From the tapes, instances in which parents praise their children were analyzed by whether they emphasized strategies, effort and action or positive qualities of the child. The researchers noted factors such as race, ethnicity and income level of the parents to help ensure the study results were not affected by that data. They did not assess, or control for, the child's level of intelligence.
Then, five years later, when the children were about 7 to 8 years old, the researchers followed up with the same families, assessing whether the children seemed to prefer easy or challenging tasks, and if they were easily frustrated when they hit a stumbling block.
In situations in which parents tended to praise actions more than a child's characteristics, the children reported having more positive attitudes toward challenges, were better able to come up with ways to overcome setbacks and believed that they could improve with hard work. The study also found that the total amount of praise did not affect the children's responses.
The researchers discovered a gender difference related to the praise style of parents.
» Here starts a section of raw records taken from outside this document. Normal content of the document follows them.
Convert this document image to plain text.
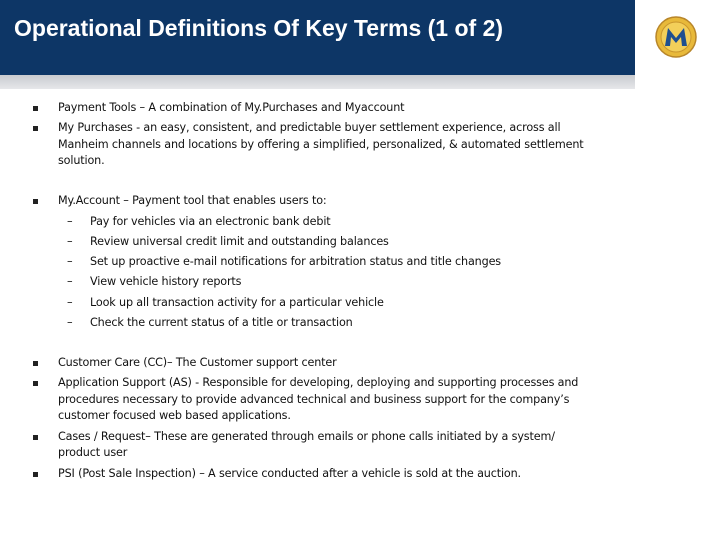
Operational Definitions Of Key Terms (1 of 2)
Payment Tools – A combination of My.Purchases and Myaccount
My Purchases - an easy, consistent, and predictable buyer settlement experience, across all
Manheim channels and locations by offering a simplified, personalized, & automated settlement
solution.
My.Account – Payment tool that enables users to:
– Pay for vehicles via an electronic bank debit
– Review universal credit limit and outstanding balances
– Set up proactive e-mail notifications for arbitration status and title changes
– View vehicle history reports
– Look up all transaction activity for a particular vehicle
– Check the current status of a title or transaction
Customer Care (CC)– The Customer support center
Application Support (AS) - Responsible for developing, deploying and supporting processes and
procedures necessary to provide advanced technical and business support for the company’s
customer focused web based applications.
Cases / Request– These are generated through emails or phone calls initiated by a system/
product user
PSI (Post Sale Inspection) – A service conducted after a vehicle is sold at the auction.
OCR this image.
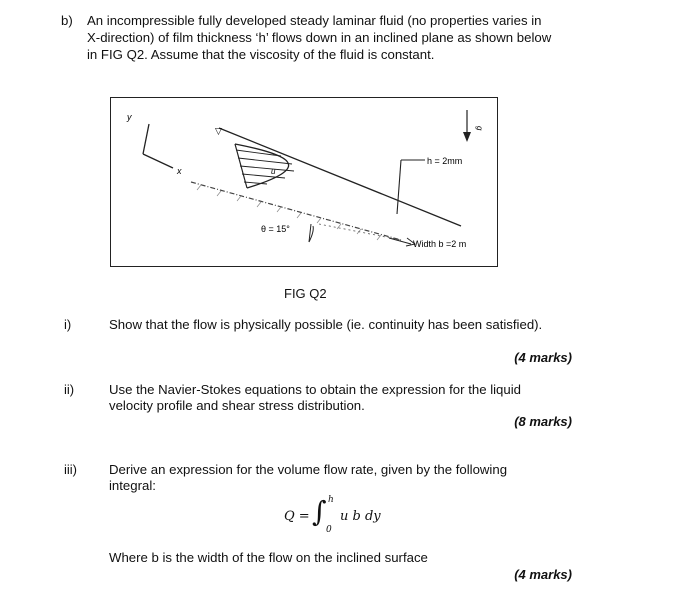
b) An incompressible fully developed steady laminar fluid (no properties varies in
X-direction) of film thickness ‘h’ flows down in an inclined plane as shown below
in FIG Q2. Assume that the viscosity of the fluid is constant.
y
x	u
▽
h = 2mm
g
θ = 15°
Width b =2 m
FIG Q2
i)	Show that the flow is physically possible (ie. continuity has been satisfied).
(4 marks)
ii)	Use the Navier-Stokes equations to obtain the expression for the liquid
velocity profile and shear stress distribution.
(8 marks)
iii) Derive an expression for the volume flow rate, given by the following
integral:
Q = ∫ h
0
u b dy
Where b is the width of the flow on the inclined surface
(4 marks)
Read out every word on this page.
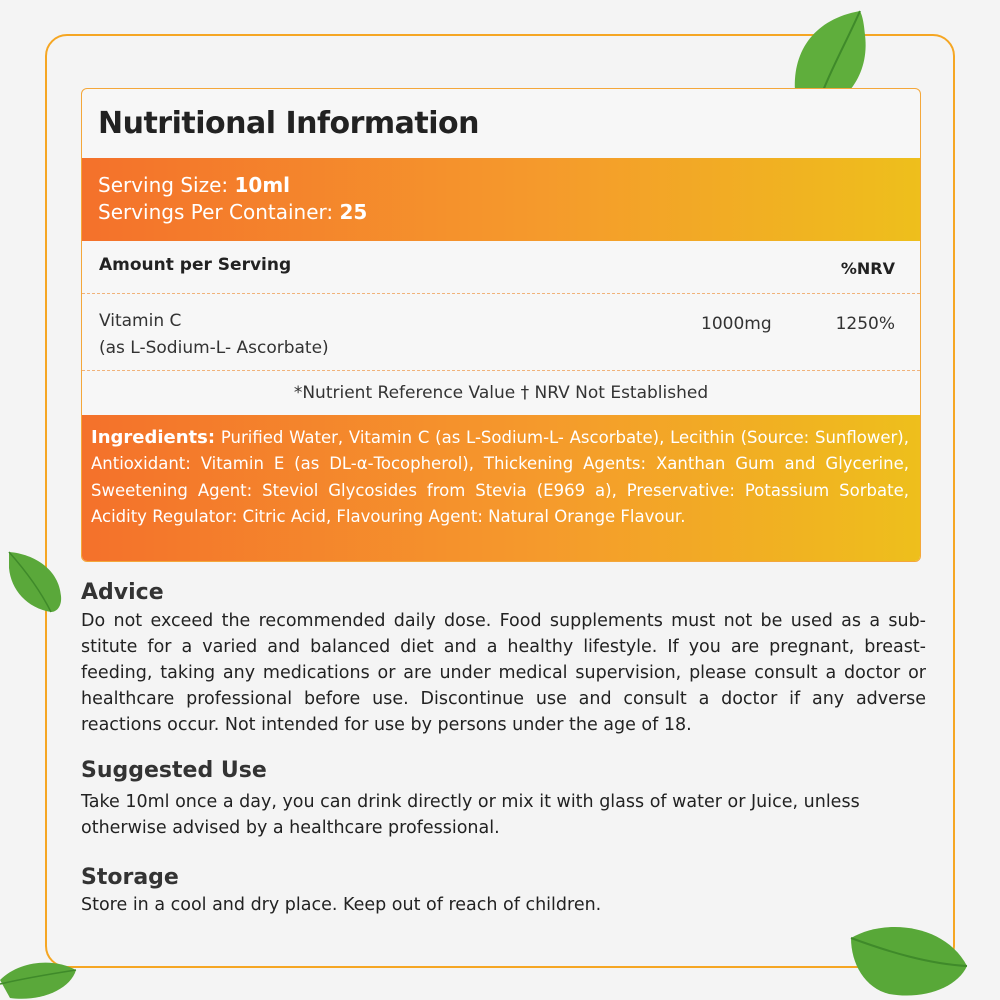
Nutritional Information
Serving Size: 10ml
Servings Per Container: 25
Amount per Serving	%NRV
Vitamin C
(as L-Sodium-L- Ascorbate)
1000mg	1250%
*Nutrient Reference Value † NRV Not Established
Ingredients: Purified Water, Vitamin C (as L-Sodium-L- Ascorbate), Lecithin (Source: Sunflower), Antioxidant: Vitamin E (as DL-α-Tocopherol), Thickening Agents: Xanthan Gum and Glycerine, Sweetening Agent: Steviol Glycosides from Stevia (E969 a), Preservative: Potassium Sorbate, Acidity Regulator: Citric Acid, Flavouring Agent: Natural Orange Flavour.
Advice
Do not exceed the recommended daily dose. Food supplements must not be used as a sub-stitute for a varied and balanced diet and a healthy lifestyle. If you are pregnant, breast-feeding, taking any medications or are under medical supervision, please consult a doctor or healthcare professional before use. Discontinue use and consult a doctor if any adverse reactions occur. Not intended for use by persons under the age of 18.
Suggested Use
Take 10ml once a day, you can drink directly or mix it with glass of water or Juice, unless otherwise advised by a healthcare professional.
Storage
Store in a cool and dry place. Keep out of reach of children.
Although boys and girls received about the same amount of praise overall, boys tended to get more process praise than did girls. Five years later, boys on average were more comfortable facing intellectual challenges and were more likely to think they could become smarter through hard work than did girls.
Jean Twenge, a professor of psychology at San Diego State University, said the study helps make the distinction parents need between communicating to children that they can accomplish something and just raising their self-esteem. "It means reinforcing to kids that they can do something," Twenge said.
While Twenge said she thought the researchers did a good job of controlling for outside variables, she noted that it is impossible to measure everything in this type of research, called a "correlational study." She also noted that any time parents are being watched and videotaped, their actions and comments may not reflect what they would be doing when not being observed and recorded. But she said the new study is "a nice complement to previous experimental data."